Run the setup wizard
Ask the agent to run scientific-newsletter setup. The wizard asks for the newsletter name, sender email, test recipient, time zone, how often it should run, which weekdays it should run, topics, tone, email mode, and whether review is required before sending.
Choose your topics
Start small. I would use three to five topics first. For example: CNS oncology, radiation oncology, immunotherapy, AI in medicine, and one broader medicine topic. The topic keywords drive the search, so make them concrete: glioblastoma, brain metastases, SRS, large language models medicine, randomized phase 3 oncology.
Set up Semantic Scholar
Go to the Semantic Scholar Academic Graph API page and request a free API key. In the use-case box, say you are building a clinician-facing scientific newsletter that searches recent papers by configured topics, retrieves title and abstract metadata, deduplicates records, and prepares a human-edited digest. Add the key to .env as SEMANTIC_SCHOLAR_API_KEY.
Set up Paperclip
Go to Paperclip, sign in, and follow the terminal login instructions. On a workstation, run paperclip login, finish the browser or verification-code flow, then run paperclip config. For scheduled runs, save the token in .env as PAPERCLIP_API_KEY.
Create a dedicated Gmail account
Create a Gmail account just for the newsletter. Turn on two-factor authentication, create a Gmail app password, and add the SMTP settings to .env. I prefer a dedicated account because it keeps the newsletter separate from my personal inbox and makes testing less annoying.
Run a dry issue
Ask the agent to run scientific-newsletter run --dry-run. This should create discovered papers, prepared paper lists, a prose prompt, and an HTML preview. Open the preview before sending anything. Check what it found, what it missed, and whether the section structure matches what you wanted.
Iterate by chatting
Give feedback in plain language: Make this twice weekly, only include phase 2 or 3 clinical trials, make the summary shorter, add a clinical implications section, prioritize Nature Medicine and JCO, or remove basic science papers unless they are practice-relevant. The useful part is not the first draft. The useful part is that the workflow gets closer to your taste with each issue.

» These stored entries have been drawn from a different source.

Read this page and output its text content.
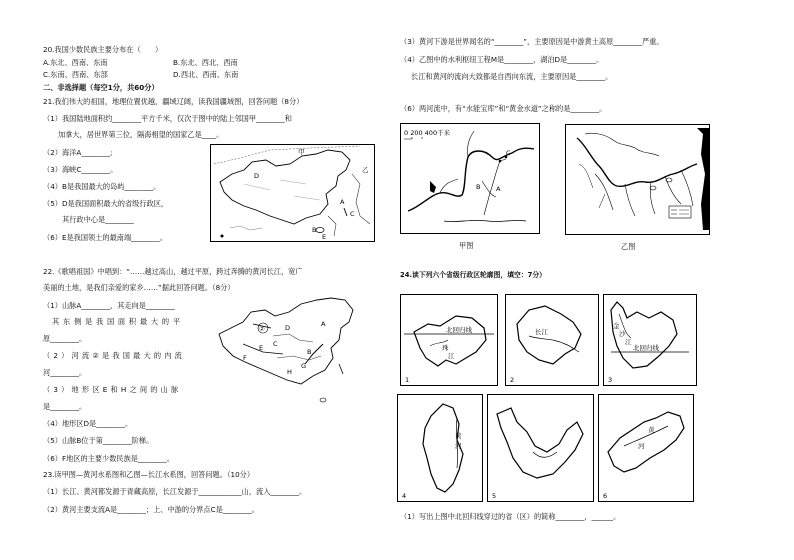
20.我国少数民族主要分布在（　　）
A.东北、西南、东南	B.东北、西北、西南
C.东南、西南、东部	D.西北、西南、东南
二、非选择题（每空1分，共60分）
21.我们伟大的祖国，地理位置优越，疆域辽阔，读我国疆域图，回答问题（8分）
（1）我国陆地面积约________平方千米，仅次于图中的陆上邻国甲________和
加拿大，居世界第三位，隔海相望的国家乙是____。
（2）海洋A________;
（3）海峡C________。
（4）B是我国最大的岛屿________。
（5）D是我国面积最大的省级行政区，
其行政中心是________
（6）E是我国领土的最南端________。
A
B
C
D
E
甲
乙
22.《歌唱祖国》中唱到：“……越过高山，越过平原，跨过奔腾的黄河长江，宽广
美丽的土地，是我们亲爱的家乡……”据此回答问题。（8分）
（1）山脉A________，其走向是________
其东侧是我国面积最大的平
原________。
（2）河流②是我国最大的内流
河________。
（3）地形区E和H之间的山脉
是________。
（4）地形区D是________。
（5）山脉B位于第________阶梯。
（6）F地区的主要少数民族是________。
A
B
C
D
E
F
G
H
②
23.读甲图—黄河水系图和乙图—长江水系图，回答问题。（10分）
（1）长江、黄河都发源于青藏高原，长江发源于____________山，流入________。
（2）黄河主要支流A是________；上、中游的分界点C是________。
（3）黄河下游是世界闻名的“________”，主要原因是中游黄土高原________严重。
（4）乙图中的水利枢纽工程M是________，湖泊D是________。
长江和黄河的流向大致都是自西向东流，主要原因是________。
（6）两河流中，有“水能宝库”和“黄金水道”之称的是________。
0 200 400千米
A
B
C
甲图	乙图
24.读下列六个省级行政区轮廓图，填空：7分）
北回归线
珠
江
1
长江
2
金
沙
江
北回归线
3
黄
河
4	5
黄
河
6
（1）写出上图中北回归线穿过的省（区）的简称________，______。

After this, the routine is simple: run the search, review the prepared papers, let the agent draft the issue, inspect the HTML, send yourself a test, then send the actual email if you like it.
The API Keys
All of the APIs used by the starter workflow are free to start. You should still treat the keys like passwords and keep them in .env, which should never be committed to GitHub.
Semantic Scholar:
SEMANTIC_SCHOLAR_API_KEY=replace_with_your_semantic_scholar_key
Paperclip:
PAPERCLIP_API_KEY=replace_with_your_paperclip_key
Gmail SMTP:
SMTP_HOST=smtp.gmail.com
SMTP_PORT=465
SMTP_USERNAME=your.newsletter.account@gmail.com
SMTP_PASSWORD=replace_with_your_gmail_app_password
SMTP_FROM_NAME=Scientific Newsletter
PubMed and arXiv do not require keys for the way this project uses them. I would keep PubMed on by default because it is the cleanest backbone for biomedical literature discovery.
What It Looks Like
Here is an example of the HTML email style from an earlier internal version. Your version can be more formal, more concise, more data-heavy, or more opinionated.

Example output from an earlier internal version. The open-source project is named Scientific Newsletter; this image is here to show the email format.
The easiest way to make it good is to run a few issues and give feedback. Tell it what was boring. Tell it what was missing. Tell it which journals matter, which topics are noise, how long the summaries should be, and what sections you actually want to read.